PSM/RMP for the Uninitiated: The Occupational Safety and Health Administration (OSHA) and the Environmental Protection Agency (EPA) enforce similar requirements for facilities that have more than the threshold quantity of listed highly hazardous chemicals. OSHA established the requirements under the Process Safety Management (PSM) rule (29 CFR 1910.119), and EPA established the requirements under the Risk Management Program (RMP) rule (40 CFR 68). New RMP rules are now available under a finalized revision by the EPA, keep reading to learn how to stay compliant under the new guidance.

On February 27, 2024, the EPA finalized revisions to the new Risk Management Program (RMP) rules by signing the Safer Communities by Chemical Accident Prevention rule. The final rule was published in the Federal Register on March 11, and the effective date is May 10, 2024. For all of you who carefully monitor my blog posts, like the one I wrote last year, this may feel like déjà vu. Didn’t EPA update the RMP rules in 2017? Weren’t most of those updates rescinded in 2019? (The answer to both questions is yes.) Isn’t OSHA also putting out updated PSM rules? (They are working on it, but the timing is unclear). Is another update inevitable if there’s a new presidential administration? (I don’t know).

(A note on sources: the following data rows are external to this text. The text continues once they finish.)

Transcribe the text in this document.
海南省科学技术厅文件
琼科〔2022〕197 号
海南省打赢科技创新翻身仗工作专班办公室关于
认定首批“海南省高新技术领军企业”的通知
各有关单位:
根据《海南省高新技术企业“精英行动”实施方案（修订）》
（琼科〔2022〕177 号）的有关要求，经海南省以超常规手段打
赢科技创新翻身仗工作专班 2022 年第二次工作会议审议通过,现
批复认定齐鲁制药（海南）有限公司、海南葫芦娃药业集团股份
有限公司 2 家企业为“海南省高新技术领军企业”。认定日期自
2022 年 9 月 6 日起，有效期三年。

What I can do is tell you about the newest RMP rules and share a few words of wisdom.

What Are the New RMP Rules?

The EPA fact sheets and other materials explain that the new RMP rules relate to the prevention program, emergency response requirements, information availability, and more.

Prevention program requirements

  • Natural hazards and power loss: Adding amplifying regulatory text that the process hazard analysis must address natural hazards (including those resulting from climate change) and loss of power. Requiring backup power for release monitoring equipment.
  • Facility siting: Emphasizing facility siting considerations in the hazard review/process hazard analysis.
  • Safer technologies and alternatives analysis: Requiring a safer technologies and alternatives analysis for petroleum refineries and chemical manufacturing processes (North American Industrial Classification System codes 324 and 325).
  • Root cause analysis: Requiring a root cause analysis incident investigation when facilities have had an RMP-reportable accident.
  • Third-party compliance audits: Requiring that the next scheduled compliance audit be conducted by a third party when the following occurs:
    • The facility experiences an RMP-reportable accident.
    • If the implementing agency requires it due to conditions at the facility that could lead to an accidental release.
    • When a previous third-party audit failed to meet the competency or independence criteria.
  • Employee participation: Requiring employee participation when implementing recommendations from process hazard analyses, compliance audits, and incident investigations; outlining stop-work procedures in employee participation plans; developing and implementing a process for employees to anonymously report RMP-reportable accidents or other related RMP noncompliance issues.
  • Justification for not adopting recommendations: Requiring justification in the RMP for not adopting recommendations related to natural hazards, facility siting considerations, safer technologies and alternatives analysis, and third-party compliance audits.

Emergency response requirements

  • Community notification of RMP accidents: Requiring nonresponding facilities to develop procedures for informing the public about accidental releases. Requiring that release notification data be provided to local responders. Partnering with local responders to ensure a system is in place to notify the community in case of RMP-reportable accidents.
  • Emergency response exercises: Requiring a ten-year frequency for field exercises unless local responders indicate that this frequency is infeasible.

Information availability requirements

  • Enhanced information availability: New requirements to provide chemical hazard information when it is requested to people living, working, or spending significant time within 6 miles of the facility. The information must be written in at least two of the most common languages in the community.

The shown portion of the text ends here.